十分に栄養を吸収するには、食材同士の組み合わせにコツがあります。栄養のスペシャリストである栄養士の先生が献立を作つくる学校給食を、オーガニック給食に進化させることが望ましいです。
都市と地方の取り組みの違いや難しさ
※写真:NPO法人メダカの学校 代表 中村陽子氏主催の講演会
そいみん:いま、オーガニック給食を広める動きが全国的に加速していますが、江戸川区のような都会と、地方の自然豊かな場所でのオーガニック給食への取り組みは、いろいろな違いがあるかと想像します。
中:まずは、やはり輸送コストにあると思います。近隣に農地がたくさんあれば、それだけで地産地消がかないます。あとは行政がオーガニックへの転換を後押ししてくれるか、慣行農業から有機農業への転換期間中の作物を買い上げる仕組みを作ってくれるかも大きなカギになります。これは地方であっても都市部近郊であっても変わらない課題です。
そいみん:具体的な違いや、難しい点、逆に希望がみえる点など、教えてください。
中:自然豊かな土地では、学校の授業やお友達・家族との関わりの中に「農業」であったり「動植物に触れる機会」が多いですよね。「農業の仕組みを変え、人間にも他の動植物にも優しい農業に転換していく。そのような農法で作られた食料で作られたのがオーガニック給食」ということが、想像しやすいと思います。
しかし、都会に暮らしていると「自然を守る」ということにピンとこないかもしれません。そのかわりに都市部では、頻繁に次世代の食事情やフードテックの講演会や展覧会が開催されています。
昨年末に東京ビッグサイトで行われたエコ事業展覧会には、社会科見学の小学生も来ていました。
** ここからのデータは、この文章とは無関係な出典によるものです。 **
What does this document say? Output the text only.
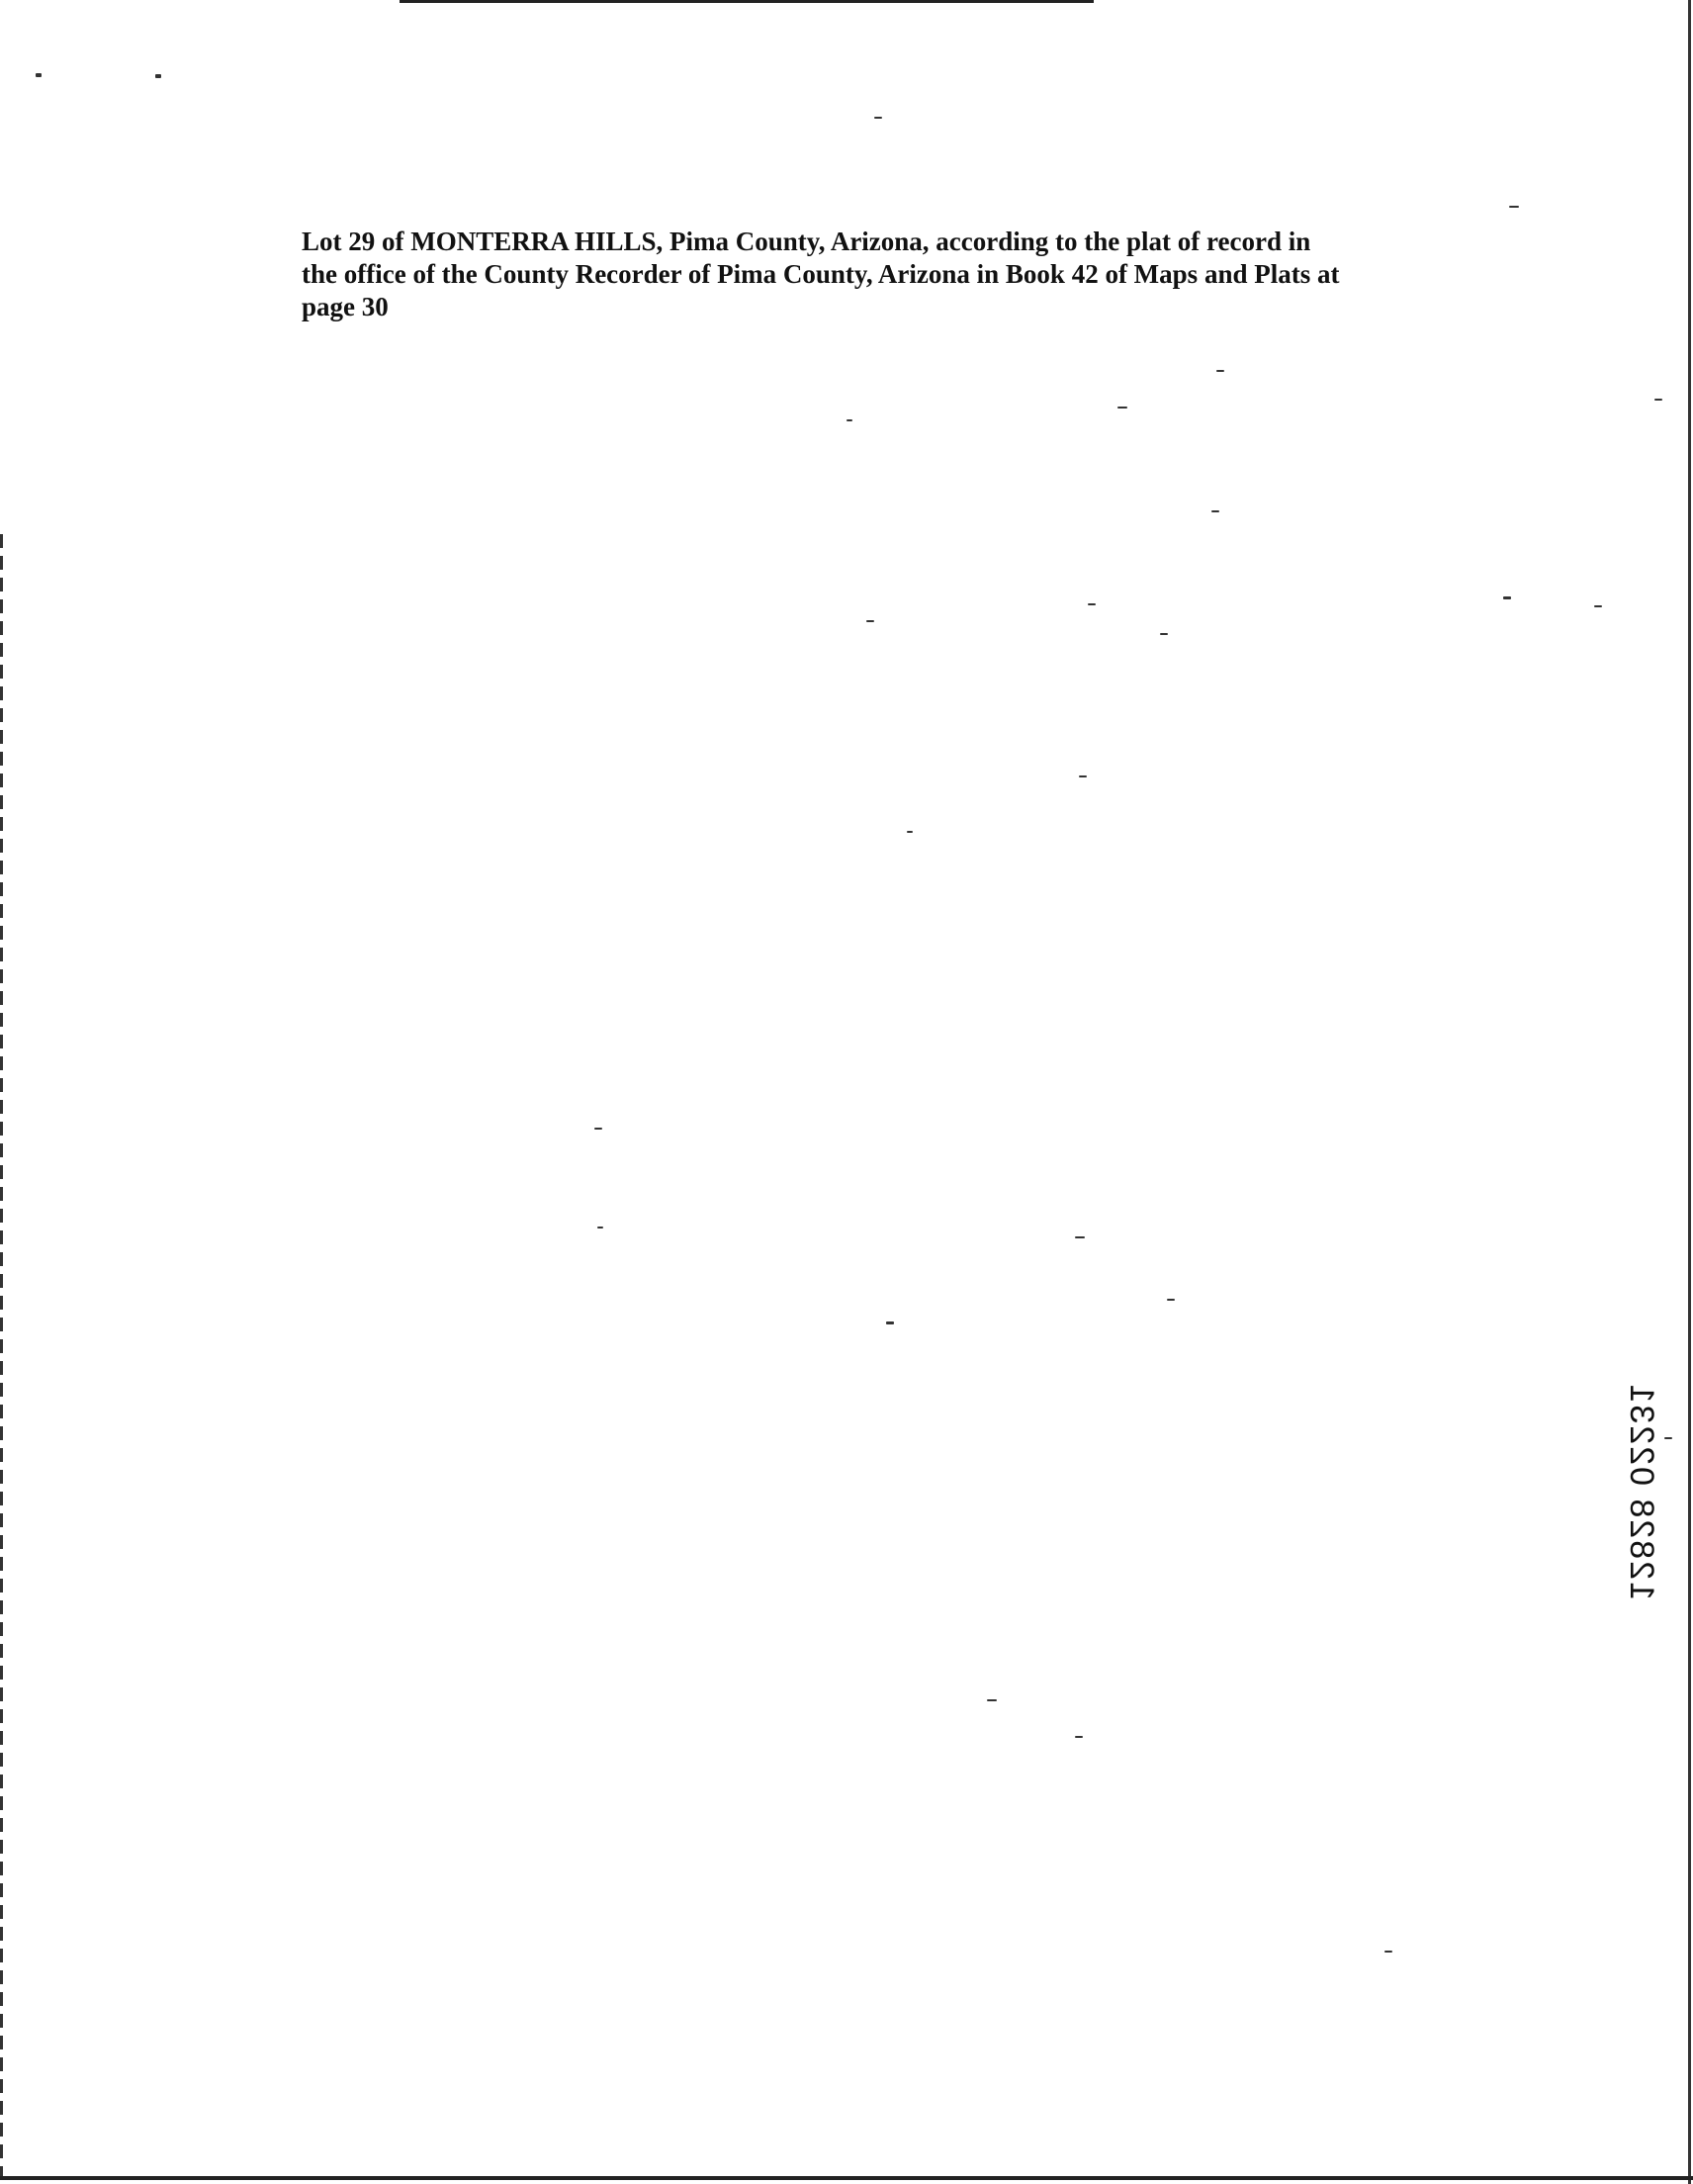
Lot 29 of MONTERRA HILLS, Pima County, Arizona, according to the plat of record in
the office of the County Recorder of Pima County, Arizona in Book 42 of Maps and Plats at
page 30
12828 02231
学習の機会がたくさんあるのは、都市部の強みでしょうね。現在起きている問題を深堀して、環境問題や人権問題に取り組むなかで、自分たちの「農と食」について考える機会が出てくると思います。そこからオーガニック給食に興味を持ってもらえたらいいなと考えています。
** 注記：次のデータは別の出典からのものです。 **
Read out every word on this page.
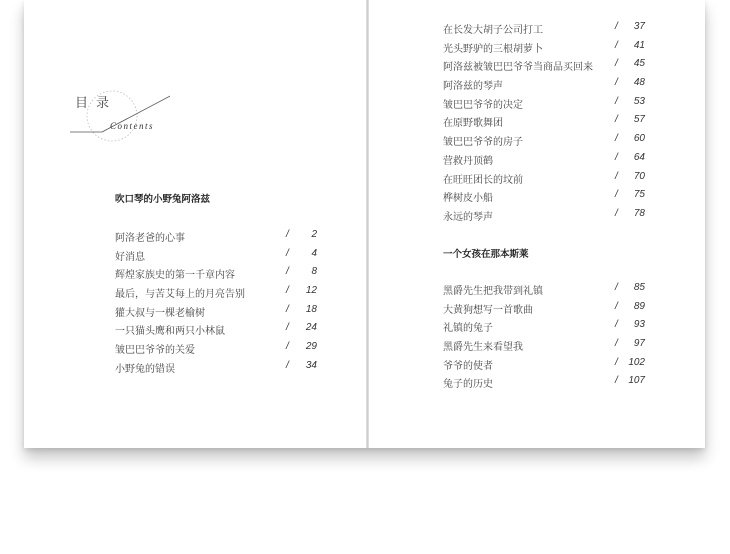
目录
Contents
吹口琴的小野兔阿洛兹
阿洛老爸的心事	/	2
好消息	/	4
辉煌家族史的第一千章内容	/	8
最后，与苦艾每上的月亮告别	/	12
獾大叔与一棵老榆树	/	18
一只猫头鹰和两只小林鼠	/	24
皱巴巴爷爷的关爱	/	29
小野兔的错误	/	34
在长发大胡子公司打工	/	37
光头野驴的三根胡萝卜	/	41
阿洛兹被皱巴巴爷爷当商品买回来 /	45
阿洛兹的琴声	/	48
皱巴巴爷爷的决定	/	53
在原野歌舞团	/	57
皱巴巴爷爷的房子	/	60
营救丹顶鹤	/	64
在旺旺团长的坟前	/	70
桦树皮小船	/	75
永远的琴声	/	78
一个女孩在那本斯莱
黑爵先生把我带到礼镇	/	85
大黄狗想写一首歌曲	/	89
礼镇的兔子	/	93
黑爵先生来看望我	/	97
爷爷的使者	/	102
兔子的历史	/	107
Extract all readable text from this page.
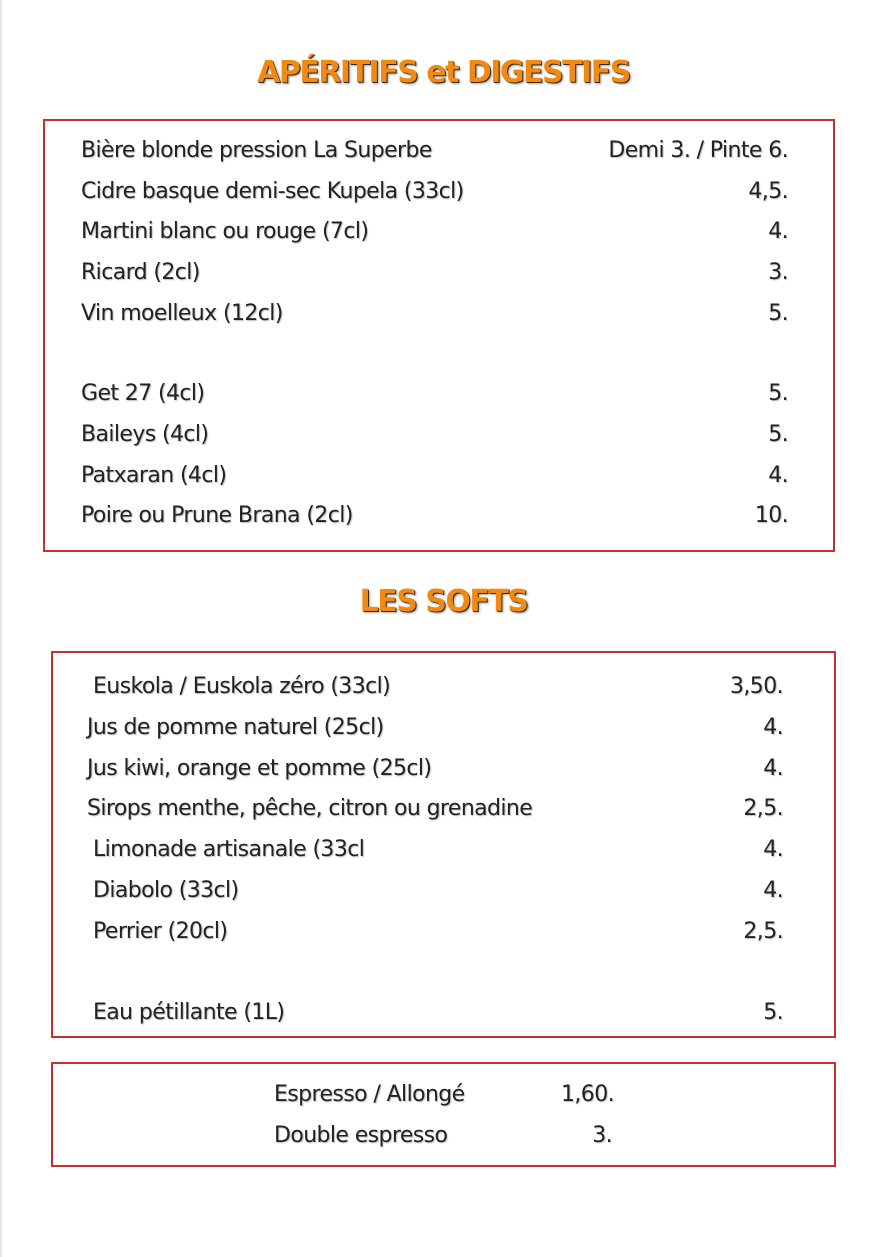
APÉRITIFS et DIGESTIFS
Bière blonde pression La Superbe	Demi 3. / Pinte 6.
Cidre basque demi-sec Kupela (33cl)	4,5.
Martini blanc ou rouge (7cl)	4.
Ricard (2cl)	3.
Vin moelleux (12cl)	5.
Get 27 (4cl)	5.
Baileys (4cl)	5.
Patxaran (4cl)	4.
Poire ou Prune Brana (2cl)	10.
LES SOFTS
Euskola / Euskola zéro (33cl)	3,50.
Jus de pomme naturel (25cl)	4.
Jus kiwi, orange et pomme (25cl)	4.
Sirops menthe, pêche, citron ou grenadine	2,5.
Limonade artisanale (33cl	4.
Diabolo (33cl)	4.
Perrier (20cl)	2,5.
Eau pétillante (1L)	5.
Espresso / Allongé	1,60.
Double espresso	3.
そいみん:地産地消で運送費が減り、食品ロスを考慮してもなお「オーガニック食材は高くつく」と考える方が多いと思いますが、そのあたりはどうなんでしょうか。
中:現在オーガニック給食を実施している自治体の中には、まずオーガニック給食を始めると、どのくらい給食費が増えるのか試算したところがあります。これまでよりも少ない費用で賄える試算になった、という自治体もあるんですよ。
たとえば、ビタミンやミネラルの摂取不足は深刻化していますが、これらは植物性のもので十分に摂取できるので、動物性のものを減らし植物性のものをふんだんに取り入れることで、給食費のコストを下げることができます。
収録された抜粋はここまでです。